Bruxelles – Era un testa a testa quasi scontato, ma l’esito del primo turno delle elezioni presidenziali in Slovacchia ha reso la corsa tra i due candidati favoriti ancora più intrigante. Le urne aperte sabato (23 marzo) nel Paese membro Ue hanno premiato l’ex-ministro degli Esteri e candidato sostenuto dalle opposizioni di centro e liberali, Ivan Korčok, arrivato al primo posto davanti al più quotato speaker del Parlamento nazionale e leader del partito di governo Hlas-Sd, Peter Pellegrini. Ora si guarda già al ballottaggio del 6 aprile, in cui sarà decisivo non solo l’orientamento degli elettori dei 7 candidati sconfitti al primo turno, ma anche l’affluenza alle urne di chi ha deciso di non votare sabato.
Quando è stato ultimato il conteggio dei voti, Korčok ha conquistato il 42,51 per cento dei voti, oltre cinque punti percentuali in più rispetto a quelli di Pellegrini (37,02 in linea con i sondaggi della vigilia). L’exploit elettorale è stato tutto dell’ex-ministro degli Esteri tra il 2020 e il 2022 – dato poco sotto allo sfidante socialdemocratico prima dell’apertura delle urne – ma ora non sarà facile andare a setacciare quei 7,5 punti percentuali che lo separano dalla carica di successore dell’europeista Zuzana Čaputová come presidente della Repubblica. “Sicuramente devo parlare con gli elettori della coalizione di governo contrari alla direzione che il Paese sta prendendo soprattutto in politica estera”, ha immediatamente attaccato il candidato delle opposizioni centriste unite, facendo riferimento sia alle tendenze filo-russe dell’esecutivo rosso-nero guidato dal socialdemocratico Robert Fico (a cui partecipano sia il partito di Pellegrini sia l’estrema destra del Partito Nazionale Slovacco) sia al crescente isolazionismo dai tradizionali alleati di Polonia e Repubblica Ceca all’interno del gruppo di Visegrád.

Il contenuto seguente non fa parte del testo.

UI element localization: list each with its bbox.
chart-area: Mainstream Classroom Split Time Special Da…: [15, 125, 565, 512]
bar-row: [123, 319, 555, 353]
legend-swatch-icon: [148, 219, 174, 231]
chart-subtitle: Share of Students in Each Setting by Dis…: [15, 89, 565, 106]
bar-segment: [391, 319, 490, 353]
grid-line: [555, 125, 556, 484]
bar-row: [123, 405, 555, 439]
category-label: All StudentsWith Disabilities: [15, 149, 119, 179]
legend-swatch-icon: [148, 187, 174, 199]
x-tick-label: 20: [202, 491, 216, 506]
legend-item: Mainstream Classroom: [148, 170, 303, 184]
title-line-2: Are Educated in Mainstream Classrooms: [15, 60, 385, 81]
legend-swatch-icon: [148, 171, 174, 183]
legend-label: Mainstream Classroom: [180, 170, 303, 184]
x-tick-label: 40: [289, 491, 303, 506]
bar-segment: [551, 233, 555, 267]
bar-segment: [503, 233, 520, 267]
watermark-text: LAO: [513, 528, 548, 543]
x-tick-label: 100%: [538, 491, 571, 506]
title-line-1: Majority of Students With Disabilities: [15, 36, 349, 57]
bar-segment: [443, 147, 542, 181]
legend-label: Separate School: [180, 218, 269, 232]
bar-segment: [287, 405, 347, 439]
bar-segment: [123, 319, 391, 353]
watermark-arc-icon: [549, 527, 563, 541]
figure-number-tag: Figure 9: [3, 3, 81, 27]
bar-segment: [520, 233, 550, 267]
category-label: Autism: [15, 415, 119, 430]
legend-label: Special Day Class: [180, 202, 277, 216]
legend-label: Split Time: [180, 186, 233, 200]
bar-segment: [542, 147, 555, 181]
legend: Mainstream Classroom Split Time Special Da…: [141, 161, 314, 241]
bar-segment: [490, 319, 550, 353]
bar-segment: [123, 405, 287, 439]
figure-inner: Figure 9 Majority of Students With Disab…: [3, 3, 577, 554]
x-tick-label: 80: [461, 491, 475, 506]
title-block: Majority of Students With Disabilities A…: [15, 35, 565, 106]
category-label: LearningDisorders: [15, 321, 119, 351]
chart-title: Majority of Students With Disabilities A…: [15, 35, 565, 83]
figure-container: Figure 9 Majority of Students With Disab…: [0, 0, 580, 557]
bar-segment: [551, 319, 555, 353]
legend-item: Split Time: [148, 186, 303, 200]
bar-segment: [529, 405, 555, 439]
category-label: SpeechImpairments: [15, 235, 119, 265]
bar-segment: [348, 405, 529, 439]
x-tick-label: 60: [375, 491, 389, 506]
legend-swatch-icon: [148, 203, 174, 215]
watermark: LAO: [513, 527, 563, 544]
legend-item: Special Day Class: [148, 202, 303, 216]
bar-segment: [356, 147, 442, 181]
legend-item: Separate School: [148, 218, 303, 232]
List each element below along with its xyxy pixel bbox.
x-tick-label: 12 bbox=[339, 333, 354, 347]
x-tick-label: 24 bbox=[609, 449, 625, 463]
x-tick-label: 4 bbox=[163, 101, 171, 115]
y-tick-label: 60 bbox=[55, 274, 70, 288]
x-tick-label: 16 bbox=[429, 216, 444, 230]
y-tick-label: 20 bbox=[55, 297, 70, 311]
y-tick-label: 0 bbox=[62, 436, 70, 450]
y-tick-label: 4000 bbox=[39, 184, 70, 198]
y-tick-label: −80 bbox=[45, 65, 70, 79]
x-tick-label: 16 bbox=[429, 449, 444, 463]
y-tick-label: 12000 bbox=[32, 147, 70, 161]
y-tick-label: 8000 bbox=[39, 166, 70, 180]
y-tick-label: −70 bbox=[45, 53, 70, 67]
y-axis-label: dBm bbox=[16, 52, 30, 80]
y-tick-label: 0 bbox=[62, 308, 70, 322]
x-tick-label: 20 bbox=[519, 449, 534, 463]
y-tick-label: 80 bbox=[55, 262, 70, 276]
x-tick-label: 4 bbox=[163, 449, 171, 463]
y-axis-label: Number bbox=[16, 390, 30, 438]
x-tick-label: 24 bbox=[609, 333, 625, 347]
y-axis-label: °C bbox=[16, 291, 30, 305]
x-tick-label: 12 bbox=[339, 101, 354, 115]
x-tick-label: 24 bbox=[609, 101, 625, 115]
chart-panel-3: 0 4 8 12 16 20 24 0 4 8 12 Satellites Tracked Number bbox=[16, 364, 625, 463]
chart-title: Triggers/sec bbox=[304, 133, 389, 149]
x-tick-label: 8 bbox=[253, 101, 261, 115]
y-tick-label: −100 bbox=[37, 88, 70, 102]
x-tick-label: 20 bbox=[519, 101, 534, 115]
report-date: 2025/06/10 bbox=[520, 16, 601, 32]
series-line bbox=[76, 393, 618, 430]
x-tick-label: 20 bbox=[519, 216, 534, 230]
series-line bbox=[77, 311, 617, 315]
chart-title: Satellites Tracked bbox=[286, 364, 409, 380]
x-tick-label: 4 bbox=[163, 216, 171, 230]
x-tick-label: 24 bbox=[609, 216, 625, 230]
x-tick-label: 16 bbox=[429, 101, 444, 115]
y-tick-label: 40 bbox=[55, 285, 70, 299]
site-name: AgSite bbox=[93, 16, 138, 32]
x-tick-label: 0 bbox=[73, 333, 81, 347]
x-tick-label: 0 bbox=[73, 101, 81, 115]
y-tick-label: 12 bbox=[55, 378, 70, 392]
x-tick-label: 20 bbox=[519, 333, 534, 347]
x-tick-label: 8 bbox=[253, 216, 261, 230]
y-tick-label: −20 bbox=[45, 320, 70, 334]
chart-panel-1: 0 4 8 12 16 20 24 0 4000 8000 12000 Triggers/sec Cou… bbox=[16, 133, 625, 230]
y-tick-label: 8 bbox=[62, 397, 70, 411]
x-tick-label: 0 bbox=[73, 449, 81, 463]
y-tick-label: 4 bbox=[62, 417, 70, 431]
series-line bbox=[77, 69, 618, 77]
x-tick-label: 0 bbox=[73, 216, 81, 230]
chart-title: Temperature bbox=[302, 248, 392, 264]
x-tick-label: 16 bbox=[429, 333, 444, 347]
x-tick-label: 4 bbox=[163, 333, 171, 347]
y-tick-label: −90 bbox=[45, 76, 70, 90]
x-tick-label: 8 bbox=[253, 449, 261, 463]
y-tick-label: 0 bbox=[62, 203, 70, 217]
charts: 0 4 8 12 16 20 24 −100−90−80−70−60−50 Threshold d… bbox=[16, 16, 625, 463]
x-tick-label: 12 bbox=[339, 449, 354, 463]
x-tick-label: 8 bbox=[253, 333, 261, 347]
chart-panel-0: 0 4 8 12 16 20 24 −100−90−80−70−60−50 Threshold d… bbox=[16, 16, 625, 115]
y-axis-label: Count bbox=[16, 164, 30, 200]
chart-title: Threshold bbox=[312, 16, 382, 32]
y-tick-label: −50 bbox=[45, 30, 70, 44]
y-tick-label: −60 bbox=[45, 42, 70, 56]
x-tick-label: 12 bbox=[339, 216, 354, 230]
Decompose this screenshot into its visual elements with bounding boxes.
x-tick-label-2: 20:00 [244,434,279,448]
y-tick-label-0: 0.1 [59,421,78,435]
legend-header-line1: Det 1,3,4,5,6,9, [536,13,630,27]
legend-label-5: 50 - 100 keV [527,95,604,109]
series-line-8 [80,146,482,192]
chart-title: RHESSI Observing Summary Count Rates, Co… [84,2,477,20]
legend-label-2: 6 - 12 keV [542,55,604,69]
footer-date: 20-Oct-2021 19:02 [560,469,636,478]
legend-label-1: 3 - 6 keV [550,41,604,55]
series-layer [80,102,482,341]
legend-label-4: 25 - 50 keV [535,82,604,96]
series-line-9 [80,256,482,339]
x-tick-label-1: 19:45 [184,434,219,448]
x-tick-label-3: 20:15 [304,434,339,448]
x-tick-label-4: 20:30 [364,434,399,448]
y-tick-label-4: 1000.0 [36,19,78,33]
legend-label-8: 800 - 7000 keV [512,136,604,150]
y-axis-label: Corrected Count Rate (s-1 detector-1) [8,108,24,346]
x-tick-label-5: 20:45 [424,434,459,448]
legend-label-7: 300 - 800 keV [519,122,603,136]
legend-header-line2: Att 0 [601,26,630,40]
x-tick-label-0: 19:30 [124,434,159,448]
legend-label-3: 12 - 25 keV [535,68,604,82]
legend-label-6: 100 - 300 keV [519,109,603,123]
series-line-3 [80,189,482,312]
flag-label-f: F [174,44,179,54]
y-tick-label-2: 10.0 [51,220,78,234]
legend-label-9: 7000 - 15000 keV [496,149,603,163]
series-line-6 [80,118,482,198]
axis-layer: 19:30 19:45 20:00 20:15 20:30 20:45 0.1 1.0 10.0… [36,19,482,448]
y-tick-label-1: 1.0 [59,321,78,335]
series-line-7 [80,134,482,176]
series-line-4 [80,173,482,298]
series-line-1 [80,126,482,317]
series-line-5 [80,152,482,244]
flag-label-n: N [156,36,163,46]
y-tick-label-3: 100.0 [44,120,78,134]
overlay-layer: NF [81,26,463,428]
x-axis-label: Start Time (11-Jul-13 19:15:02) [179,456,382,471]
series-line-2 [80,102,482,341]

La vera chiave di volta per Korčok sarà la mobilitazione di chi sabato non si è recato alle urne, quasi la metà degli aventi diritto al voto: solo il 51,9 per cento degli elettori ha partecipato al primo turno, un dato comunque in linea con gli ultimi 20 anni di elezioni in Slovacchia. Un altro grosso fattore sarà l’orientamento di quell’elettore ogni cinque che non ha espresso la preferenza né per Korčok né per Pellegrini, che potrebbe però indirizzarsi più a favore di quest’ultimo. In particolare l’ex-premier tra il 2018 e il 2020 e leader del partito fondato nel 2020 dopo la scissione da Smer potrebbe incassare l’endorsement non solo degli alleati di governo socialdemocratici e di estrema destra, ma anche del terzo classificato di orientamento filo-russo, l’ex-ministro della Giustizia tra il 2006 e il 2009 (nel governo Fico) ed ex-presidente della Corte Suprema tra il 2009 e il 2014, Štefan Harabin, che sabato ha conquistato l’11,74 per cento delle preferenze.
La Slovacchia rosso-nera
Dopo le elezioni del 30 settembre 2023 in Slovacchia, la socialdemocrazia filo-russa di Smer-Ssd è emersa come prima forza in Parlamento, seguita dal Partito Progressista dell’ex-vicepresidente del Parlamento Ue, Michal Šimečka, e dai socialdemocratici di Hlas-Sd. I 27 deputati di Pellegrini sono stati determinanti per la formazione della maggioranza con le due forze filo-russe – i socialdemocratici di Smer e la destra estrema del Partito Nazionale Slovacco – anche se lo stesso leader del partito ha assicurato che “con la nostra presenza garantiremo che l’appartenenza della Slovacchia all’Ue e alla Nato non sia messa a repentaglio”.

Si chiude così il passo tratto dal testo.